Fees. Centralised markets make their money from charging their users fees for their services.
Decentralised exchanges (DEXs)
Decentralised exchanges, on the other hand, are markets that exist directly on the blockchain. Where centralised markets exist as third-party brokers, decentralised markets allow for peer-to-peer transactions. This is often referred to as a “trustless” environment, because you are not entrusting your private keys or information to an outside source.
Decentralised exchanges are notably less popular than centralised exchanges, although their popularity is currently rising. This is due to the fact that they offer solutions to many (if not all) of the problems posed by centralised exchange platforms.
Pros and cons of decentralised cryptocurrency markets
Secure. A major benefit of a decentralised market exchange is that there is almost 0% chance of hackers infiltrating the system and stealing your funds, or any other security risks.
Buyers retain total control. When buying through a decentralised exchange, you retain control of your private keys, rather than relinquishing them to a third-party. Trading is made directly from a personal wallet or cold storage device.

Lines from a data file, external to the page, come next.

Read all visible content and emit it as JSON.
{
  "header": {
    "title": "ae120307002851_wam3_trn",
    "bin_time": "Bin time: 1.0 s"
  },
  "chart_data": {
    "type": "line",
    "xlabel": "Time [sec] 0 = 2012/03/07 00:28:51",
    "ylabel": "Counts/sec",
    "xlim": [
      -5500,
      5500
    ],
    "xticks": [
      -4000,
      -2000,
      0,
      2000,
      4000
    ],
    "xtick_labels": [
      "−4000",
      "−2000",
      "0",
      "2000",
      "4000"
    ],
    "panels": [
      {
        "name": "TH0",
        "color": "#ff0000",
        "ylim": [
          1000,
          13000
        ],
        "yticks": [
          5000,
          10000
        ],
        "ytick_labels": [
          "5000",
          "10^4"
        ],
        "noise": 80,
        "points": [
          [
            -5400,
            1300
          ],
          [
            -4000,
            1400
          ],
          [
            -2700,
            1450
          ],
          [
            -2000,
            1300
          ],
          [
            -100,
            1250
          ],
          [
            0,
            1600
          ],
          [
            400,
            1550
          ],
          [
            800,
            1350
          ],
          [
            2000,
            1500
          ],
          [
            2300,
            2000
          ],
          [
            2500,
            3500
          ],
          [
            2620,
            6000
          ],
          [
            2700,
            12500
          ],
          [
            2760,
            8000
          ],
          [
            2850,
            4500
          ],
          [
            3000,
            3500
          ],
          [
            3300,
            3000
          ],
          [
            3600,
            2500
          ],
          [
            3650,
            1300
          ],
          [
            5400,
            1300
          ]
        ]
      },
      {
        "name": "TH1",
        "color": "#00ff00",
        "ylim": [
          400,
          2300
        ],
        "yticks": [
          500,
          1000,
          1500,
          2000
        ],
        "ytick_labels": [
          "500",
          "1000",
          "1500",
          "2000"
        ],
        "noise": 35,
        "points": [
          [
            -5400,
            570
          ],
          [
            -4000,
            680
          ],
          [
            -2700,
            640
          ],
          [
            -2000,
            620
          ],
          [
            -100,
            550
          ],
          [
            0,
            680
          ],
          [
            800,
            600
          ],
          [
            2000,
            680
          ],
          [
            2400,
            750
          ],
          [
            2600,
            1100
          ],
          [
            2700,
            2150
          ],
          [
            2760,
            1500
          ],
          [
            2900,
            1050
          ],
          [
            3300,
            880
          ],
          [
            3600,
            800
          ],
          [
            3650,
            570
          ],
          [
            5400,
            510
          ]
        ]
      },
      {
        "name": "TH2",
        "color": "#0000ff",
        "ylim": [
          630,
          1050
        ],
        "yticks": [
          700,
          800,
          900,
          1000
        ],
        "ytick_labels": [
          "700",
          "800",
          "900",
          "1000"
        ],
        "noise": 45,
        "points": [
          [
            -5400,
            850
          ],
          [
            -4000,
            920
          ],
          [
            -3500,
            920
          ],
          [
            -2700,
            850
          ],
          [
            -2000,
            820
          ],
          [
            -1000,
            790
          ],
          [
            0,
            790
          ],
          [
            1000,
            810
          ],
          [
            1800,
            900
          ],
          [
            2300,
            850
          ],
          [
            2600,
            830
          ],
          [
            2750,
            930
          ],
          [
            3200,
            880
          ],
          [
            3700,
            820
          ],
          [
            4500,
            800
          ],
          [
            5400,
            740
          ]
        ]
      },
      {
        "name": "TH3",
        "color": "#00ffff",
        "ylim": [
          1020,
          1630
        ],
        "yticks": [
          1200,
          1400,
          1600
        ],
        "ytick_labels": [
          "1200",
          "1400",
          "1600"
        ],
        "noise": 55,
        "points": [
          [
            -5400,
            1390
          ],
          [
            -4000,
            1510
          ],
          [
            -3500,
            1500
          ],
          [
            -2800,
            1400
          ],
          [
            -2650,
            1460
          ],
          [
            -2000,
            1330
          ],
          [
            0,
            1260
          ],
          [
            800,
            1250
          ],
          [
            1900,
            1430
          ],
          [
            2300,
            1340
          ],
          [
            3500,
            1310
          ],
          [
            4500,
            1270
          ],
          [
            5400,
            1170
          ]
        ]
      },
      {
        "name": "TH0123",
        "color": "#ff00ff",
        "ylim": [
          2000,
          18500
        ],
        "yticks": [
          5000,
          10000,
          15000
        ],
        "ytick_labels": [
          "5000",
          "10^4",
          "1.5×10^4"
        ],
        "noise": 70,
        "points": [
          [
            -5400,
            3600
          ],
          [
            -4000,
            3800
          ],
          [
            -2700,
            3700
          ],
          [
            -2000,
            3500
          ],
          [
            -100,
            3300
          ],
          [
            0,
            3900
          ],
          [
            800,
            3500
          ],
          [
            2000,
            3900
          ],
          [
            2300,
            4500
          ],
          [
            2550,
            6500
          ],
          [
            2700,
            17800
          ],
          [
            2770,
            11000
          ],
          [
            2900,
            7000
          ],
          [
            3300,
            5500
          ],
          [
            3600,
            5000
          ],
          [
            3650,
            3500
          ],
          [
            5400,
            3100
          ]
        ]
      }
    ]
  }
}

Greater diversity. You can access, buy, trade, and sell a greater number of coins using a decentralised market than a centralised one. Some centralised markets may only allow you to trade popular coins, such as ethereum or bitcoin, but decentralised markets offer full access to all available coins.
Low/no fees. Decentralised markets charge minimal or no fees for their services.
Lack of liquidity. Because these markets are lesser-known and lesser-used, they often lack sufficient liquidity to trade effectively.
Have centralised components. While in theory decentralised markets are “impossible” to hack, this is often not in fact the case, because many of them have centralised components, which could pose the same issues as centralised markets.
Experienced buyers only. Only people with a good understanding of cryptocurrency trading ought to attempt to make purchases via a decentralised market exchange. They have complex user interfaces, which can be confusing for new traders.
Less features available. Orders on decentralised exchanges tend to take longer, and the platforms themselves offer less features than centralised markets.
Whether you are looking to buy crypto on a centralised or a decentralised exchange, it’s good to do your research on as many options as possible prior to making a purchase by comparing exchange platforms.